Dopo l’approvazione della FDA, i dati continuano ad accumularsi. Una meta-analisi di 5 RCT (411 casi totali)4) ha confermato efficacia e sicurezza, ma i risultati degli studi di fase IV sono attesi per la sicurezza a lungo termine (esiti a lungo termine come disturbi dell’udito e iperglicemia). È in fase di valutazione anche la possibilità di estendere l’indicazione alla TED inattiva.
Miglioramento della precisione della decompressione orbitaria
Uno studio multicentrico su 7 strutture, 7 chirurghi e 633 occhi 11) ha confermato che non ci sono differenze significative tra i chirurghi quando eseguono la stessa procedura. Questa è un’importante scoperta che supporta la validità statistica degli RCT multicentrici. La decompressione endoscopica della parete mediale ha mostrato un miglioramento significativamente maggiore della protrusione (-3,67 mm vs -2,97 mm, p=0,008) rispetto alla chirurgia aperta per la decompressione della parete mediale e del pavimento.
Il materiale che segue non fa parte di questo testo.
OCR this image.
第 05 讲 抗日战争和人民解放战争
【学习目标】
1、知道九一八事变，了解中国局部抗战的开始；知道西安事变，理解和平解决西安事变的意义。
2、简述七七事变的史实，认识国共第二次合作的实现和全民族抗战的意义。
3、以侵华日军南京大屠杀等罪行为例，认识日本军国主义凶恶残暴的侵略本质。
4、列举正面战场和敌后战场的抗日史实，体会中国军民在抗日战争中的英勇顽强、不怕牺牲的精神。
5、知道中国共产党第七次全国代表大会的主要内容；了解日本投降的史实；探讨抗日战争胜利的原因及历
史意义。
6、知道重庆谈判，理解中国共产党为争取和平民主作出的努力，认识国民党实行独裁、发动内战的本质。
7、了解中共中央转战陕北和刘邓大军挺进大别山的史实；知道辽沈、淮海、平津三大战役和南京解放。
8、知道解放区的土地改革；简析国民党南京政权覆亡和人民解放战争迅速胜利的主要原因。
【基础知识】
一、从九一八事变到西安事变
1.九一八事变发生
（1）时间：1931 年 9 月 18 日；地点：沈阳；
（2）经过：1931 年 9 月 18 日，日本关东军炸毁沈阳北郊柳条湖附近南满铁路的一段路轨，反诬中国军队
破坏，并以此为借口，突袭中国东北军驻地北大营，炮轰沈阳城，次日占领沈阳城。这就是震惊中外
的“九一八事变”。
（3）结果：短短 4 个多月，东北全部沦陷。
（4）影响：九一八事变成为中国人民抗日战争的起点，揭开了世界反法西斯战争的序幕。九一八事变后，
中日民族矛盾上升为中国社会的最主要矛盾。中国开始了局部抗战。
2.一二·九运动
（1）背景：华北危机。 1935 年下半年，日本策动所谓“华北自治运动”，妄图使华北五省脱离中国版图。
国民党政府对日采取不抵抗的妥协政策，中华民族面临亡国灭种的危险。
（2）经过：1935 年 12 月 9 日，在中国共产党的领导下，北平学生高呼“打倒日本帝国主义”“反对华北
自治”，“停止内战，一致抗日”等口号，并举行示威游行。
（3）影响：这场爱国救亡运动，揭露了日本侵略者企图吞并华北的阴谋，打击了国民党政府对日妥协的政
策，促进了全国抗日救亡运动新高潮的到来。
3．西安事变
È stato anche dimostrato che la protrusione preoperatoria è statisticamente significativamente associata al cambiamento postoperatorio della protrusione (p<0,001), ribadendo l’importanza della valutazione preoperatoria.
Le fluttuazioni di TRAb e TSAb nella fase attiva sono correlate al CAS e la ricerca sulla selezione del trattamento basata sui biomarcatori è in corso. È atteso un ampio RCT sul tocilizumab (inibitore dell’IL-6) per i casi refrattari.